Rufi Shahzada 5 years ago from Karachi

Dear Sir Hafeez,

The BOT, BOO and BOOT are explained so well, the procurement part is really so simple to understand. This HUB really is a great for Project Management students as well as all Business Students.

Your HUBs are my all the time fav.

Multiple Thanks to you with Salutations...

Kind Regards,

Rufi Shahzada


Nathan Hunter 4 years ago

Dear Sir/ Ma’am,

This is in reference to a lucrative business opportunity in the North African Region.

Our company is the mandate for a client who wants to build an electric power plant. Our client is a government client from the MENA Region.
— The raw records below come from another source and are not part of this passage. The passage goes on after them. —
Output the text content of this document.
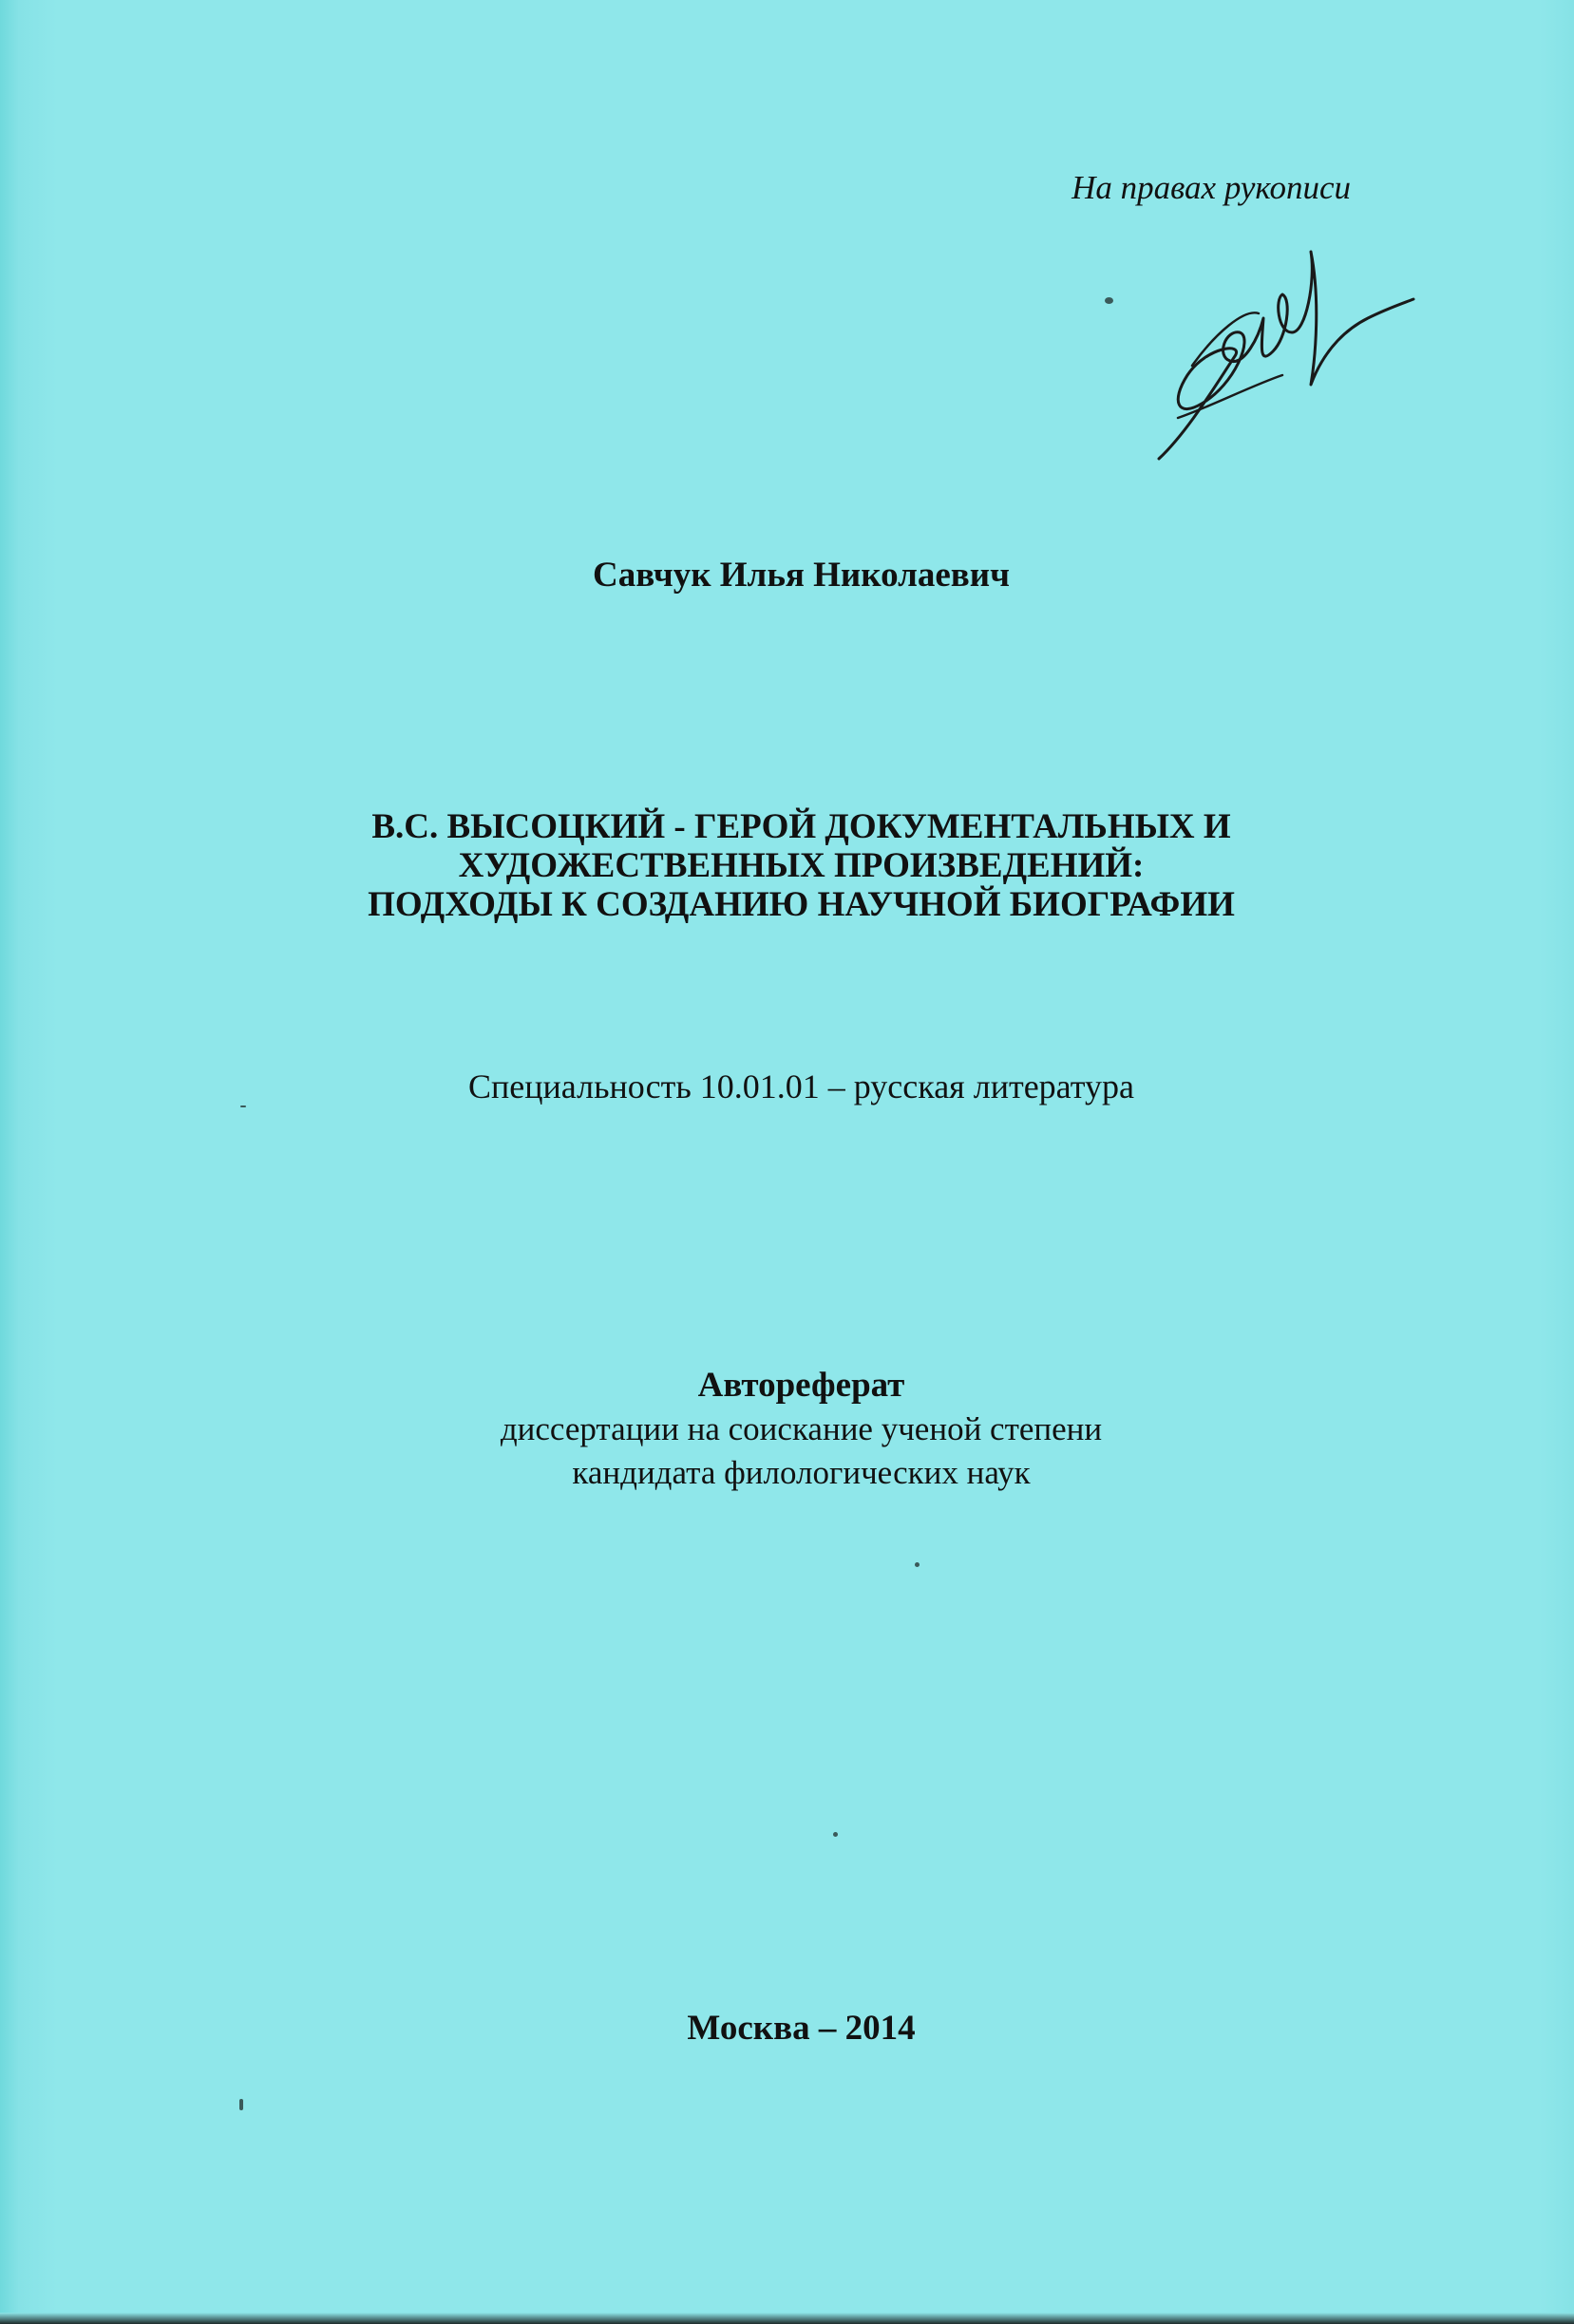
На правах рукописи
Савчук Илья Николаевич
В.С. ВЫСОЦКИЙ - ГЕРОЙ ДОКУМЕНТАЛЬНЫХ И
ХУДОЖЕСТВЕННЫХ ПРОИЗВЕДЕНИЙ:
ПОДХОДЫ К СОЗДАНИЮ НАУЧНОЙ БИОГРАФИИ
Специальность 10.01.01 – русская литература
Автореферат
диссертации на соискание ученой степени
кандидата филологических наук
Москва – 2014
We are going through the process of identifying the right candidates so we can introduce the best contender. The client has several projects on its agenda. These projects range from construction; recycle, to energy, and many more. Some of these projects will be BOT contracts, some will require finance, and others will be in the form of partnership.

Our client’s primary assignment is a turnkey project for an electrical power plant based on BOT contract, and preferably, using renewable energy.

We would like to know if there are any companies who would be interested in such opportunity, please keep in mind that our firm will ensure a smooth process and guaranteed approvals throughout the entire development of the project and great potential to other business opportunities in the region.

Please reply to: nhunter@aljoudco.net.

We look forward to hearing from you.

Sincerely,

Nathan Hunter

Regional Manager/ Sr. Partner

nhunter@aljoudco.net


hafeezrm profile image

hafeezrm 4 years ago from Pakistan Author

Thank Mr. Nathan Hunter for your comments.